The Indian Space Research Organization (ISRO) launched a winged spacecraft 65 kilometres up into the sky, on Monday, May 23, before redirecting it back into the Bay of Bengal.
The mission of launching the vehicle and bringing it back on land took a mere 13 minutes. And, no, the spacecraft did not reach space. However, this is deemed a crucial step for the space agency to have made, paving the way to more launches.
The device used for the test is the Reusable Launch Vehicle-Technology Demonstrator (RLV-TD). ISRO injected $14 million in its making. This was just the first experimental flight for RLV-TD, which consisted of three main phases: hypersonic flight experiment (HEX) followed by the landing experiment (LEX), return flight experiment (REX) and scramjet propulsion experiment (SPEX). The device is meant to be launched for 3 more test drives.
RLV-TD is only 6.7 metres in length – it still has a long way to go in terms of its development. But, the first step is deemed successful enough to boost the ambitions of the ISRO.
For the test performed on Monday, RLV-TD successfully resisted high temperatures as technologies like reusable thermal protection system and autonomous navigation were tested through its launch.

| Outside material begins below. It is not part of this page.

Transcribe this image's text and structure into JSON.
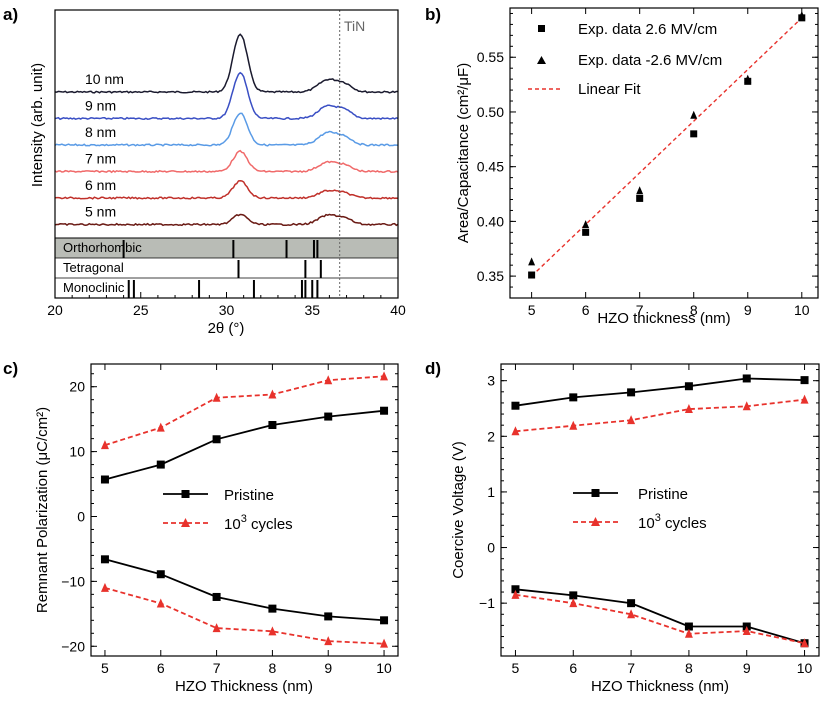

India has been investing in space technology for some years now: its annual budget for these projects amount to $1.2 billion. This is, of course, nothing compared to NASA’s $18.5 billion budget. ISRO is still considered to play an important role in the launch industry. The country’s first commercially-viable reusable vehicle might not see the light of the day any time soon, but, India is working towards reducing the launch costs to remain competitive in the industry.